The Seattle Post-Intelligencer, which has chronicled the news of the city for 146 years, printed its final edition today.
Hearst Corp., which owns the newspaper, said Monday that it failed to find a buyer for the Post-Intelligencer, which it put up for a 60-day sale in January after years of losing money. Now the P-I will shift entirely to the web.
Hearst’s decision to abandon the print product in favour of an Internet-only version is the first for a large American newspaper, raising questions about whether the company can make money in a medium where others have come up short.
Hearst’s move to end the print edition leaves the P-I’s larger rival, The Seattle Times, as the only mainstream daily in the city. The Times plans to deliver a copy of the newspaper to every P-I subscriber on Wednesday morning, spokeswoman Jill Mackie said.
Seattle follows Denver in losing a daily newspaper this year. The Rocky Mountain News closed after its owner, E.W. Scripps Co., couldn’t find a buyer. In Arizona, Gannett Co.’s Tucson Citizen is set to close Saturday, leaving one newspaper in that city.

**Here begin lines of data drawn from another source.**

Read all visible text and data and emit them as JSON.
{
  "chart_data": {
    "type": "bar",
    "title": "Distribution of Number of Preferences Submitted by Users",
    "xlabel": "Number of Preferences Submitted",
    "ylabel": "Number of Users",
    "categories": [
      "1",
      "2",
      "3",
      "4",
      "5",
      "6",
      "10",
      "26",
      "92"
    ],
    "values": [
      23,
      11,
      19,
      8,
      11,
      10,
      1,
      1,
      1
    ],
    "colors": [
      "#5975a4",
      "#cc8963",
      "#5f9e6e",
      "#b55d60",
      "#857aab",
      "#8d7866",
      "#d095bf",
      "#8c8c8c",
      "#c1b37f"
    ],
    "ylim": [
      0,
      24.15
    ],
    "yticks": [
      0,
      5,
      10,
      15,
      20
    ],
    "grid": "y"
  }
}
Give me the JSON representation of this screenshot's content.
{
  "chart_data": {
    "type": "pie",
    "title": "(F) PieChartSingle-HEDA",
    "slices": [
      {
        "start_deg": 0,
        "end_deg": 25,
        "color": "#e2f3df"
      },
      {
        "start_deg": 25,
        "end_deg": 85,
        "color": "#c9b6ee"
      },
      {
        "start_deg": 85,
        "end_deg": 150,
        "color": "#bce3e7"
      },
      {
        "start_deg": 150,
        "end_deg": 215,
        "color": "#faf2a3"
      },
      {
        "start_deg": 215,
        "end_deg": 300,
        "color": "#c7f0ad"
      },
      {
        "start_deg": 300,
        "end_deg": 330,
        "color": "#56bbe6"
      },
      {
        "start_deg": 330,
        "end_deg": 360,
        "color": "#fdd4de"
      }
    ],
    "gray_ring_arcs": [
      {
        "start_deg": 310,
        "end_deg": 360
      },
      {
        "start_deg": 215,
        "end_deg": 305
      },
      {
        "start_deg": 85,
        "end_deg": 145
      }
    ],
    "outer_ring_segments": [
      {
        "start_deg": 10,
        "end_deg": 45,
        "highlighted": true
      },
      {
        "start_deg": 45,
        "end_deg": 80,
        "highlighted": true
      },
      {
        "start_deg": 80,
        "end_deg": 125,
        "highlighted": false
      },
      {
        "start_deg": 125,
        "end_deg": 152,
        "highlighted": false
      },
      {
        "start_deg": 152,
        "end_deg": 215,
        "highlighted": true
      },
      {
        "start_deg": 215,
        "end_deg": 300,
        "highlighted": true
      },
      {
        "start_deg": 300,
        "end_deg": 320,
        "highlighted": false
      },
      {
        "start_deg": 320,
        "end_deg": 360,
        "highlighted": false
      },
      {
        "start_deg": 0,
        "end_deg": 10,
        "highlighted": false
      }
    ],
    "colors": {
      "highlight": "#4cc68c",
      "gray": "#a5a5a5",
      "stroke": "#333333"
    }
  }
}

Last month, Hearst said it would close or sell the San Francisco Chronicle if the newspaper couldn’t slash expenses in coming weeks.
The San Francisco Chronicle’s largest employees union voted 10-1 on Saturday to approve a tentative labour agreement that will allow the newspaper to lay off workers without regard to seniority, along with other cost-cutting measures.

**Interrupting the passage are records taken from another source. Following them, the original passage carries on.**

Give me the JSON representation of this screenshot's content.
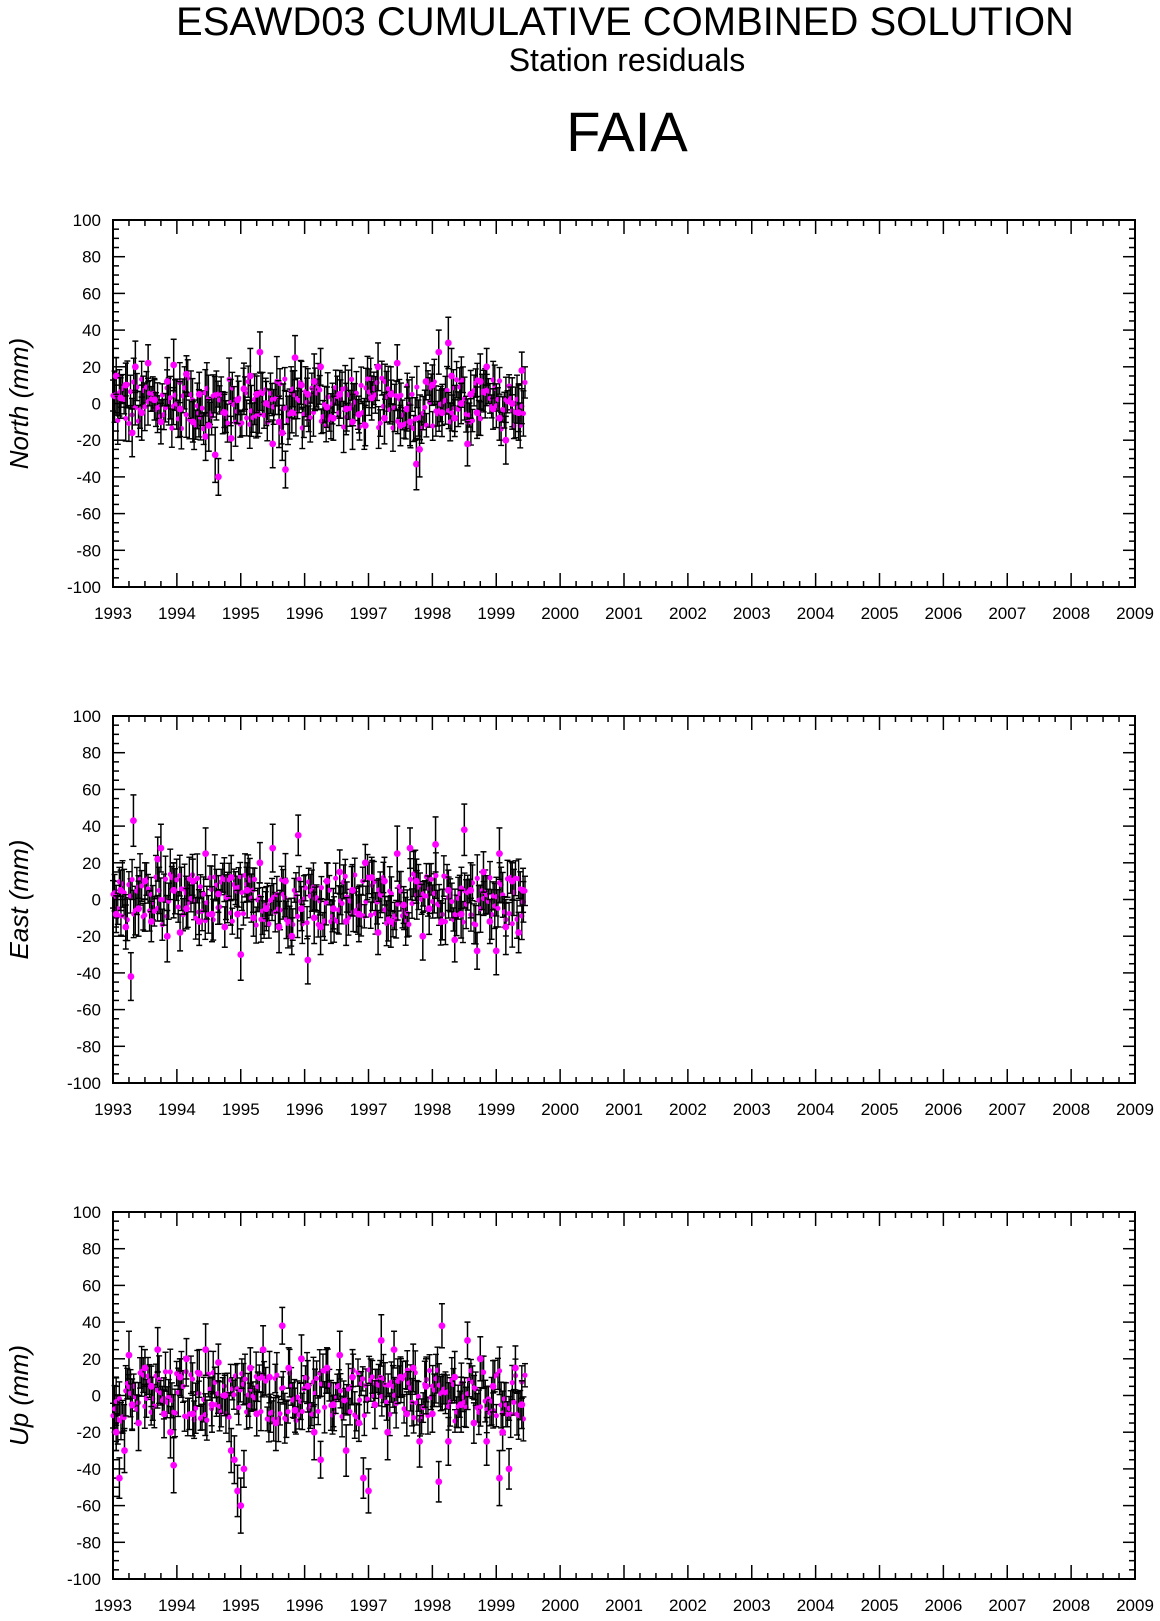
{
  "header": {
    "title": "ESAWD03 CUMULATIVE COMBINED SOLUTION",
    "subtitle": "Station residuals",
    "station": "FAIA"
  },
  "colors": {
    "point": "#ff00ff",
    "errorbar": "#000000",
    "axes": "#000000"
  },
  "chart_data": [
    {
      "type": "scatter",
      "ylabel": "North (mm)",
      "xlim": [
        1993,
        2009
      ],
      "ylim": [
        -100,
        100
      ],
      "x_ticks": [
        "1993",
        "1994",
        "1995",
        "1996",
        "1997",
        "1998",
        "1999",
        "2000",
        "2001",
        "2002",
        "2003",
        "2004",
        "2005",
        "2006",
        "2007",
        "2008",
        "2009"
      ],
      "y_ticks": [
        "100",
        "80",
        "60",
        "40",
        "20",
        "0",
        "-20",
        "-40",
        "-60",
        "-80",
        "-100"
      ],
      "error_bars": true,
      "data_range": [
        1993.0,
        1999.45
      ],
      "series": [
        {
          "x": [
            1993.05,
            1993.12,
            1993.2,
            1993.3,
            1993.35,
            1993.45,
            1993.55,
            1993.65,
            1993.75,
            1993.85,
            1993.95,
            1994.05,
            1994.15,
            1994.25,
            1994.35,
            1994.45,
            1994.5,
            1994.6,
            1994.65,
            1994.75,
            1994.85,
            1994.95,
            1995.05,
            1995.15,
            1995.25,
            1995.3,
            1995.4,
            1995.5,
            1995.6,
            1995.65,
            1995.7,
            1995.8,
            1995.85,
            1995.95,
            1996.05,
            1996.15,
            1996.25,
            1996.35,
            1996.45,
            1996.55,
            1996.65,
            1996.75,
            1996.85,
            1996.95,
            1997.05,
            1997.15,
            1997.25,
            1997.35,
            1997.45,
            1997.5,
            1997.6,
            1997.65,
            1997.75,
            1997.8,
            1997.9,
            1998.0,
            1998.1,
            1998.15,
            1998.25,
            1998.3,
            1998.35,
            1998.45,
            1998.55,
            1998.6,
            1998.7,
            1998.75,
            1998.85,
            1998.95,
            1999.05,
            1999.15,
            1999.25,
            1999.35,
            1999.4
          ],
          "y": [
            15,
            3,
            10,
            -16,
            20,
            -5,
            22,
            2,
            -10,
            12,
            21,
            -3,
            16,
            -10,
            5,
            -18,
            -12,
            -28,
            -40,
            -5,
            -19,
            2,
            8,
            15,
            5,
            28,
            0,
            -22,
            -10,
            -16,
            -36,
            -5,
            25,
            10,
            5,
            12,
            20,
            -2,
            -8,
            5,
            -3,
            -10,
            -6,
            -12,
            3,
            20,
            -8,
            5,
            22,
            -12,
            -3,
            -10,
            -33,
            -25,
            12,
            10,
            28,
            -5,
            33,
            15,
            -8,
            0,
            -22,
            5,
            -5,
            12,
            20,
            -3,
            -8,
            -20,
            0,
            -5,
            18
          ]
        }
      ]
    },
    {
      "type": "scatter",
      "ylabel": "East (mm)",
      "xlim": [
        1993,
        2009
      ],
      "ylim": [
        -100,
        100
      ],
      "x_ticks": [
        "1993",
        "1994",
        "1995",
        "1996",
        "1997",
        "1998",
        "1999",
        "2000",
        "2001",
        "2002",
        "2003",
        "2004",
        "2005",
        "2006",
        "2007",
        "2008",
        "2009"
      ],
      "y_ticks": [
        "100",
        "80",
        "60",
        "40",
        "20",
        "0",
        "-20",
        "-40",
        "-60",
        "-80",
        "-100"
      ],
      "error_bars": true,
      "data_range": [
        1993.0,
        1999.45
      ],
      "series": [
        {
          "x": [
            1993.05,
            1993.12,
            1993.2,
            1993.28,
            1993.32,
            1993.4,
            1993.5,
            1993.6,
            1993.7,
            1993.75,
            1993.85,
            1993.95,
            1994.05,
            1994.15,
            1994.25,
            1994.35,
            1994.45,
            1994.55,
            1994.65,
            1994.75,
            1994.85,
            1994.95,
            1995.0,
            1995.1,
            1995.2,
            1995.3,
            1995.4,
            1995.5,
            1995.6,
            1995.7,
            1995.8,
            1995.9,
            1995.95,
            1996.05,
            1996.15,
            1996.25,
            1996.35,
            1996.45,
            1996.55,
            1996.65,
            1996.75,
            1996.85,
            1996.95,
            1997.05,
            1997.15,
            1997.25,
            1997.35,
            1997.45,
            1997.55,
            1997.65,
            1997.75,
            1997.85,
            1997.95,
            1998.05,
            1998.15,
            1998.25,
            1998.35,
            1998.45,
            1998.5,
            1998.6,
            1998.7,
            1998.8,
            1998.9,
            1999.0,
            1999.05,
            1999.15,
            1999.25,
            1999.35,
            1999.42
          ],
          "y": [
            -8,
            5,
            -15,
            -42,
            43,
            -5,
            10,
            -12,
            22,
            28,
            -20,
            5,
            -18,
            -5,
            10,
            -12,
            25,
            -8,
            3,
            -15,
            12,
            -8,
            -30,
            5,
            -10,
            20,
            -5,
            28,
            -15,
            10,
            -20,
            35,
            -5,
            -33,
            -10,
            -15,
            10,
            -5,
            15,
            -12,
            5,
            -8,
            20,
            12,
            -18,
            10,
            -12,
            25,
            -3,
            28,
            10,
            -20,
            -5,
            30,
            -12,
            5,
            -22,
            -8,
            38,
            5,
            -28,
            15,
            -12,
            -28,
            25,
            -15,
            10,
            -18,
            5
          ]
        }
      ]
    },
    {
      "type": "scatter",
      "ylabel": "Up (mm)",
      "xlim": [
        1993,
        2009
      ],
      "ylim": [
        -100,
        100
      ],
      "x_ticks": [
        "1993",
        "1994",
        "1995",
        "1996",
        "1997",
        "1998",
        "1999",
        "2000",
        "2001",
        "2002",
        "2003",
        "2004",
        "2005",
        "2006",
        "2007",
        "2008",
        "2009"
      ],
      "y_ticks": [
        "100",
        "80",
        "60",
        "40",
        "20",
        "0",
        "-20",
        "-40",
        "-60",
        "-80",
        "-100"
      ],
      "error_bars": true,
      "data_range": [
        1993.0,
        1999.45
      ],
      "series": [
        {
          "x": [
            1993.05,
            1993.1,
            1993.18,
            1993.25,
            1993.3,
            1993.4,
            1993.5,
            1993.6,
            1993.7,
            1993.8,
            1993.9,
            1993.95,
            1994.05,
            1994.15,
            1994.25,
            1994.35,
            1994.45,
            1994.55,
            1994.65,
            1994.75,
            1994.85,
            1994.9,
            1994.95,
            1995.0,
            1995.05,
            1995.15,
            1995.25,
            1995.35,
            1995.45,
            1995.55,
            1995.65,
            1995.75,
            1995.85,
            1995.95,
            1996.05,
            1996.15,
            1996.25,
            1996.35,
            1996.45,
            1996.55,
            1996.65,
            1996.75,
            1996.85,
            1996.92,
            1997.0,
            1997.1,
            1997.2,
            1997.3,
            1997.4,
            1997.5,
            1997.6,
            1997.7,
            1997.8,
            1997.9,
            1998.0,
            1998.1,
            1998.15,
            1998.25,
            1998.35,
            1998.45,
            1998.55,
            1998.65,
            1998.75,
            1998.85,
            1998.95,
            1999.05,
            1999.1,
            1999.2,
            1999.3,
            1999.4
          ],
          "y": [
            -20,
            -45,
            -30,
            22,
            -5,
            -15,
            15,
            5,
            25,
            -10,
            -20,
            -38,
            10,
            20,
            -10,
            12,
            25,
            -5,
            18,
            0,
            -30,
            -35,
            -52,
            -60,
            -40,
            15,
            -10,
            25,
            10,
            -15,
            38,
            15,
            -8,
            20,
            5,
            -20,
            -35,
            15,
            -5,
            22,
            -30,
            10,
            -15,
            -45,
            -52,
            -5,
            30,
            -20,
            25,
            10,
            -10,
            15,
            -25,
            5,
            -10,
            -47,
            38,
            -25,
            10,
            -5,
            30,
            -15,
            20,
            -25,
            5,
            -45,
            -20,
            -40,
            15,
            -5
          ]
        }
      ]
    }
  ]
}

While the P-I’s website ensures it a continued presence in the Seattle news market, it will likely be a pared-down version of its former selfwith a heavy reliance on blogs and links to other news outlets.

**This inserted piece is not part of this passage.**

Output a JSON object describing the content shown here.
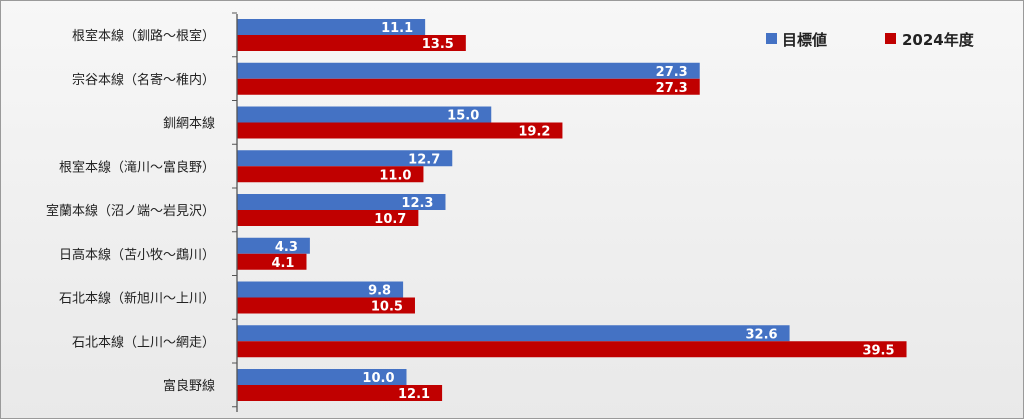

The P-I had 181 employees, but managing editor David McCumber said the website would employ about 20 in the newsroom operation and another 20 to sell ads. He said he would not be working on the new site.
Steven R. Swartz, president of Hearst Newspapers, said the online P-I would not just be “a newspaper online.”
“It’s an effort to craft a new type of digital business with a robust, community news and information website at its core,” Swartz said.
In February, the P-I website had 1.8 million unique visitors and 50 million page views, according to Nielsen Online. Meanwhile the newspaper’s print circulation was down to 117,000, from nearly 200,000 in 1998, according to the Audit Bureau of Circulations.